Un Jour EP is the name of Moulin 006 and that would be the sixth release on Adim. Atone delivers 5 tracks of high-quality electronic music stretching from dreamesque soundscapes to rhythmic complexity. The EP opens up with “Partir” with a sparkling melody reminiscent of the rising sun a beautiful summer’s day just after you’ve opened your eyes, for a new day and a new start. It is followed by the harmonica-filled “Two Marimbas” the hesitant melody in combination with the gentlest beats is trotting forward in a steady pace. “Balneaire” sets a calmer ambiance and would be the lazy afternoon in extreme heat and all blue skies. Very nice choices of sounds in this beatless track. “C’est Fini” has an understated bassline and some crisp beats, the sprinkled melody works beautifully as it is contrasted with the harsher sounds of the composition. Quite excellent. The EP is closed by the fifth and last song “Qobac Sine”. An atmospheric piece with heartbreaking melancholic sounds suspended mid-air in this the sonic picture of nightfall. To sum up it’s another nice EP from those Adim (Autres Directions In Music) people!
Propergol y Colargol, Charly Roger. Charly Roger. Songs for Fuzzycandy LP [Autres Directions In Music - MOULIN007, 2004]

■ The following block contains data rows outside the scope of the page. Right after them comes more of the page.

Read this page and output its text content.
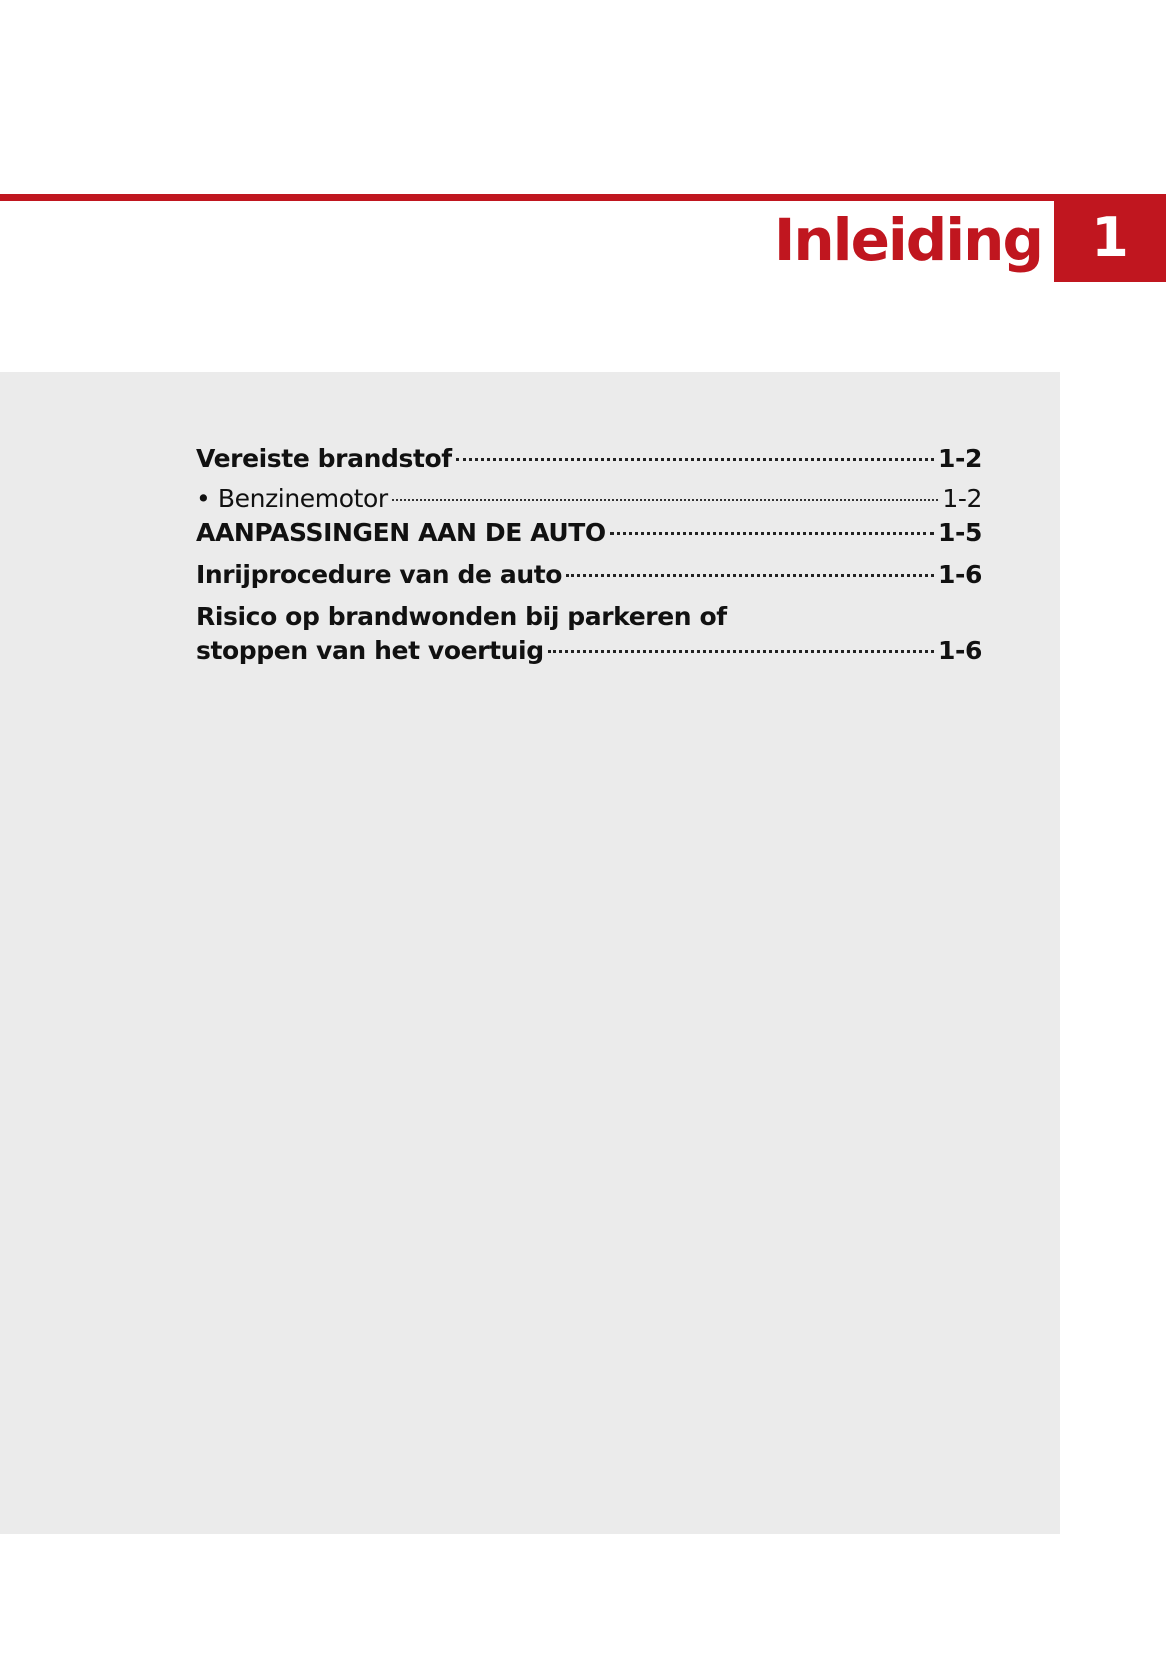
Inleiding 1
Vereiste brandstof	1-2
• Benzinemotor	1-2
AANPASSINGEN AAN DE AUTO	1-5
Inrijprocedure van de auto	1-6
Risico op brandwonden bij parkeren of
stoppen van het voertuig	1-6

The seventh release on Adim is brought to you by Propergol y Colargol. Their album entitled “Charly Roger. Songs for fuzzycandy LP” is Moulin007 it’s great. “No Particular Destination” sets of in a beatless and dark direction. “Il Covo Club” adds some structure to the sonic picture and its understated beats are decidedly glitchy. “Aunties Annies” contains echoed and layered disharmonic sounds fused with straight-forward yet feather-light beats creating a haunting effect and it’s quite nice at that. “Ass.Music.Etna.Zö Club” keeps the dark atmosphere with its beatless and desolate soundscapes. And it continues in “Benjamine’s Spasm” sounding like a recording of an alien radio transmission slowly being transformed into a slightly more earthly sounding song. “Café Trauma” if not feeling all that well maybe you shouldn’t go? In “-22-” there’s a catch, it’s reversed and watch those speakers/headphones when the treble onslaught sets in, intriguing. In “Forum Stadpark” Propergol y Colargol show a friendlier side with a sounding-like-harmonica-melody, distinct beats and a lot of atmosphere, but the question is can you trust them? “Hitchhicking Non-stop” is also treading on the gentler side of things and is virtually beatless. “Nordstern” and “O’fantasmo” conclude the album. The sound is very individual and maybe not on a beginners level, I for one find the “Charly Roger. Songs for Fuzzycandy LP” thoroughly enjoyable in some strange mysterious way. Adim full speed ahead, never mind the icebergs!